Corri, corri come se non dovessi fermarti mai. Corri, corri come se non ci fosse un domani. Corri, qualsiasi cosa accada. E non rallentare, nemmeno se senti che ti scoppia il cuore. Un decimo di secondo perso è una gara persa, e tu non devi perdere. Tu sei nata per correre, ragazza. E per vincere.
Ogni volta che si fermava a guardare quei trofei, Emma pensava alle parole del suo allenatore. Aveva iniziato l’atletica leggera per dispetto, perché le sorelle erano iscritte entrambe a un corso di danza classica e a lei quei balletti sembravano ridicoli. Roba da femminucce, pensava. Gli allenamenti, invece, erano durissimi. Correva col sole e con la pioggia; quando i suoi compagni uscivano da scuola per consumare il pomeriggio davanti alla televisione, lei andava ad allenarsi. E le parole del suo allenatore, giorno dopo giorno, le erano entrate dentro. Le soddisfazioni se le era tolte a colpi di vittorie, complimenti e articoli di giornale.
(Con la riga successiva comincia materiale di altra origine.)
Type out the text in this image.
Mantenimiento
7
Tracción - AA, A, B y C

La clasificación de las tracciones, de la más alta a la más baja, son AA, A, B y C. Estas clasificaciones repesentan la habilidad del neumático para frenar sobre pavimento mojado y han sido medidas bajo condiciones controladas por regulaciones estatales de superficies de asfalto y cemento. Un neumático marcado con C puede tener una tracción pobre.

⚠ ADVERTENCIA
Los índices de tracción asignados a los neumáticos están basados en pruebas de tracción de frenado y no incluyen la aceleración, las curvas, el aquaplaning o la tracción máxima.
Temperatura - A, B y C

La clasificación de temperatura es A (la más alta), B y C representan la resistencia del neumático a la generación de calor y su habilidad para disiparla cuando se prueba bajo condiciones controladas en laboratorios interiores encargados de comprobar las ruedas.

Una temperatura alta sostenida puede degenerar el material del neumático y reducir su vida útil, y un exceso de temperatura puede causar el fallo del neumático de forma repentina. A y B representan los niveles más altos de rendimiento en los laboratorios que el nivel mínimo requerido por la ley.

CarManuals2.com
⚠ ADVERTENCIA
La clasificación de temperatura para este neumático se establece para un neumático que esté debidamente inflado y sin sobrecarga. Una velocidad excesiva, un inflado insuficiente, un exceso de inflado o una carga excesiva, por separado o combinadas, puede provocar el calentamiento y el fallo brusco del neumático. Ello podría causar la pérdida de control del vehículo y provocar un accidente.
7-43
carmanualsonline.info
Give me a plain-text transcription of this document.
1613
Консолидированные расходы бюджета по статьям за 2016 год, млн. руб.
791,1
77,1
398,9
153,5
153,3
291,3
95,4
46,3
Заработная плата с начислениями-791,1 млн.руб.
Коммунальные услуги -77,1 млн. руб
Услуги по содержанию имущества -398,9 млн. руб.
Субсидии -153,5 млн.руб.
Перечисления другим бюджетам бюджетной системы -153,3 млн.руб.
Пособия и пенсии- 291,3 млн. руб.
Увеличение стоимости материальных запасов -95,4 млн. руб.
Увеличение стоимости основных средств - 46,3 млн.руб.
Nel frattempo, però, la vita le era corsa accanto. Quanto e più di lei. Senza che se ne accorgesse. Emma era nata per correre, o l’avevano convinta che fosse così. Le gare, quelle maledette gare, che un bambino dovrebbe vivere come un gioco, per lei erano diventate un’ossessione. La competizione con gli altri l’aveva estesa non solo all’atletica, ma a ogni aspetto della vita. I rapporti umani, i sentimenti, i piccoli traguardi di tutti i giorni: in ogni cosa c’era un obiettivo da raggiungere, un avversario da sconfiggere e una medaglia da vincere. Senza fermarsi. Corri, corri come se non dovessi fermarti mai. Corri sotto al diluvio e sotto al sole cocente. Era diventata forte, Emma. Forse troppo. Il suo carattere si era indurito come la pianta dei suoi piedi. Sacrificio. Impegno. Rabbia. Vittoria. E poi di nuovo a correre e ad allenarsi, per aggiungere una medaglia e un articolo di giornale alla carriera. Bulimica di successi. Ogni vittoria le creava un senso di vuoto profondo, un’insoddisfazione che riusciva a colmare soltanto correndo. Fame, nausea. E poi ancora fame e ancora nausea. Vomito.
Gli obiettivi, i grandi obiettivi che vedeva in lontananza, il matrimonio, la casa, la famiglia, li aveva rincorsi con la stessa rabbia e lo stesso spirito di sacrificio. Li aveva raggiunti, quegli obiettivi, ma aveva un marito che non amava, una casa acquistata per avere un posto qualsiasi in cui stare e una profonda insoddisfazione, che a sessant’anni non avrebbe più potuto colmare. Avrebbe dovuto fermarsi, altro che correre. La vita aveva regalato anche a lei attimi di felicità, attimi che non era riuscita ad assaporare e che non sarebbero più tornati. Aveva avuto carezze dolci da un uomo che ormai non c’era più. C’erano stati raggi di sole, panini in riva al mare e accenni di batticuore messi a tacere dalla razionalità. Nei ricordi, un diluvio di vita non vissuta. Persa. Lasciata scorrere in attesa di qualcosa che non sarebbe arrivato mai. Gli obiettivi, quei maledetti obiettivi da raggiungere, le avevano rovinato degli istanti di bellezza, che avrebbe dovuto sorseggiare lentamente come un cioccolato caldo durante un inverno gelido. Il viaggio, conta il viaggio, non la meta. Adesso l’aveva capito. Adesso era tardi. La gara più importante, quella che ognuno fa con sé stesso, l’aveva persa.